When you are setting up a USB 3.0 camera with high bandwidth or even multiple cameras for one application it is vital to evaluate step by step different stages of the system to secure that the imaging pipeline fully harnesses the optimal hardware (and software) providing highest performance by eliminating any bottlenecks.
This point is specific for xiD line of cameras.
Usually most of XIMEA USB3 cameras receive enough power via USB 3.0 cable, but power consumption of xiD line is higher than that of xiQ line for example because xiD uses large format CCD sensors and combines them with fast, 4 TAP (quad tap) readout.

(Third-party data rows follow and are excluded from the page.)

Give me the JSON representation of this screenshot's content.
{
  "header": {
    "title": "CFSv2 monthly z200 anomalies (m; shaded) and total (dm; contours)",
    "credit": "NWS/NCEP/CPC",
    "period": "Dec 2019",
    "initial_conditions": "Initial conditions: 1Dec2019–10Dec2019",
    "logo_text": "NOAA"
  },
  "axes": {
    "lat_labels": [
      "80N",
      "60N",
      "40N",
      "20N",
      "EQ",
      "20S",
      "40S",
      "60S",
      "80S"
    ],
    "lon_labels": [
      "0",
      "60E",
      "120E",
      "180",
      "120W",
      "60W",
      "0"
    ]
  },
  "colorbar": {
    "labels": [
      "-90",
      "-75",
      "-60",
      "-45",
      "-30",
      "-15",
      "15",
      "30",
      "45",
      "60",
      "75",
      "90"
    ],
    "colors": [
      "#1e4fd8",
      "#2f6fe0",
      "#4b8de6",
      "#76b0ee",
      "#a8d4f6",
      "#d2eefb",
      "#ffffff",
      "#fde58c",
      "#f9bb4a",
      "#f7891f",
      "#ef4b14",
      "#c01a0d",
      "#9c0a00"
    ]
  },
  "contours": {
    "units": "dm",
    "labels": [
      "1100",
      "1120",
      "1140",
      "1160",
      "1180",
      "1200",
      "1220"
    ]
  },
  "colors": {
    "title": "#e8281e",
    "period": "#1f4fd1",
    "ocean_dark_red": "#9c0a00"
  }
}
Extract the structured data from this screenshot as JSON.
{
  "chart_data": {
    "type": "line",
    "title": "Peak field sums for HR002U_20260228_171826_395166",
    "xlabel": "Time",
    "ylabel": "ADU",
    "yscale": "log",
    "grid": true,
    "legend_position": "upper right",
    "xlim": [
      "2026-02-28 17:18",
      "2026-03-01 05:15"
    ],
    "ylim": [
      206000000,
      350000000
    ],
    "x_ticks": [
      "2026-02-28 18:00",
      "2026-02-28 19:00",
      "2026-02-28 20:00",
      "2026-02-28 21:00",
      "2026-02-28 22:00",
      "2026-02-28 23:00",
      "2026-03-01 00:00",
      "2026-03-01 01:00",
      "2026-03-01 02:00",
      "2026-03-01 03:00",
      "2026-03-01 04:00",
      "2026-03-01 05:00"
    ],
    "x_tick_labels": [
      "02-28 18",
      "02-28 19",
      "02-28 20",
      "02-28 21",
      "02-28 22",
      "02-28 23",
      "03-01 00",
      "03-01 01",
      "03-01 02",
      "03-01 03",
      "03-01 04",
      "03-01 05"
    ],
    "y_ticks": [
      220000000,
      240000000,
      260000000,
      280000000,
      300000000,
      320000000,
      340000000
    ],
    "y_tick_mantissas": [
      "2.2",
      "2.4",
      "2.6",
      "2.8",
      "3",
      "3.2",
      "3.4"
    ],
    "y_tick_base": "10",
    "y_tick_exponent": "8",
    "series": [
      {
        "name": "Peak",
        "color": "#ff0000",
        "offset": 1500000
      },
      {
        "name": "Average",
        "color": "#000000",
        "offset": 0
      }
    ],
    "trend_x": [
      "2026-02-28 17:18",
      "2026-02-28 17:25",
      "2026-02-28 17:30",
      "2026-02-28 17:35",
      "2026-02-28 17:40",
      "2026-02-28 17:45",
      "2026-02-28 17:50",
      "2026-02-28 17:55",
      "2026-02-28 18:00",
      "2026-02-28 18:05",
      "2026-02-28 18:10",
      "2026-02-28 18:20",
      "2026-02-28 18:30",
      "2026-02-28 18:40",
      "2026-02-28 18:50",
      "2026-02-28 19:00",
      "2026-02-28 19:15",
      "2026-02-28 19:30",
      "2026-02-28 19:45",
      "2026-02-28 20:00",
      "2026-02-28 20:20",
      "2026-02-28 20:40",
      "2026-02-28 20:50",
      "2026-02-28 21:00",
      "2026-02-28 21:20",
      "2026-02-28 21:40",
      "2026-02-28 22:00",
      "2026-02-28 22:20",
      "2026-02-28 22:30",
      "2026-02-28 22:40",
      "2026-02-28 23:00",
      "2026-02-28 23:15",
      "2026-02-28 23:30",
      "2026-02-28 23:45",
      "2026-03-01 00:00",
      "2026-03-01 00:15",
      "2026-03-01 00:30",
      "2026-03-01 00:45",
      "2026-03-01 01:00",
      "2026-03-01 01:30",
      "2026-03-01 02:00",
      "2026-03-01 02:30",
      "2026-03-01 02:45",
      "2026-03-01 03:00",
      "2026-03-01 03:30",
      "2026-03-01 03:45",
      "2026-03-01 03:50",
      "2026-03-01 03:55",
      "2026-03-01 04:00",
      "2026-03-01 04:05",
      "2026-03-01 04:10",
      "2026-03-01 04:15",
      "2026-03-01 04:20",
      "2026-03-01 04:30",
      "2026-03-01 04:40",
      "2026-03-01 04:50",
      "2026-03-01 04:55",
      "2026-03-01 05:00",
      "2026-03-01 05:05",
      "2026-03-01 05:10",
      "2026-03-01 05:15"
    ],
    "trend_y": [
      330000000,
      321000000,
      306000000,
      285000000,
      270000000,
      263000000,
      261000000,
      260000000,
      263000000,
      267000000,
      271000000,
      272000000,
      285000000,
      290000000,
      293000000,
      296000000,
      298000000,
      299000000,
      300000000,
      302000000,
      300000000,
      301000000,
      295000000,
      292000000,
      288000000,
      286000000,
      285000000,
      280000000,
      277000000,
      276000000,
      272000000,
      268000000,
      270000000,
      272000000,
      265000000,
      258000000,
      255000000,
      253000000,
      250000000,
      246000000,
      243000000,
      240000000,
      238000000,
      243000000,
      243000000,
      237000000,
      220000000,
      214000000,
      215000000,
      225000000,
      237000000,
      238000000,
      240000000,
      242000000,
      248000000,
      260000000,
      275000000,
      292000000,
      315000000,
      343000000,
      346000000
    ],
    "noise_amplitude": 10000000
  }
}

In result, power requirement can climb up to 4.5 W, which is reaching the limit of USB 3.0 potential.
Additionally, such consumption can present a problem for certain laptops.
In case you use the cameras with desktop PC, please check if your interface card has power supply cable connected to it and to computer's main power supply.
Better still is to use GPIO connector and cable to attach it directly to power source.
Skipped or otherwise lost frames can be a major problem for application and a lot of manufacturers try to resolve this issue with involving frame buffers, but in a sense this usually just postpones the reliability obstacles.
To tackle such cases XIMEA created Control panel called xiCOP which can help to find the bottleneck that prevents reliable streaming of the whole packets by optimizing the setup.
Examples of such bottlenecks can be some of the above mentioned points as well as others like packet size interconnected with Frame rate speed settings or bandwidth reduction by lowering packet size with different Pixel Formats or readout modes.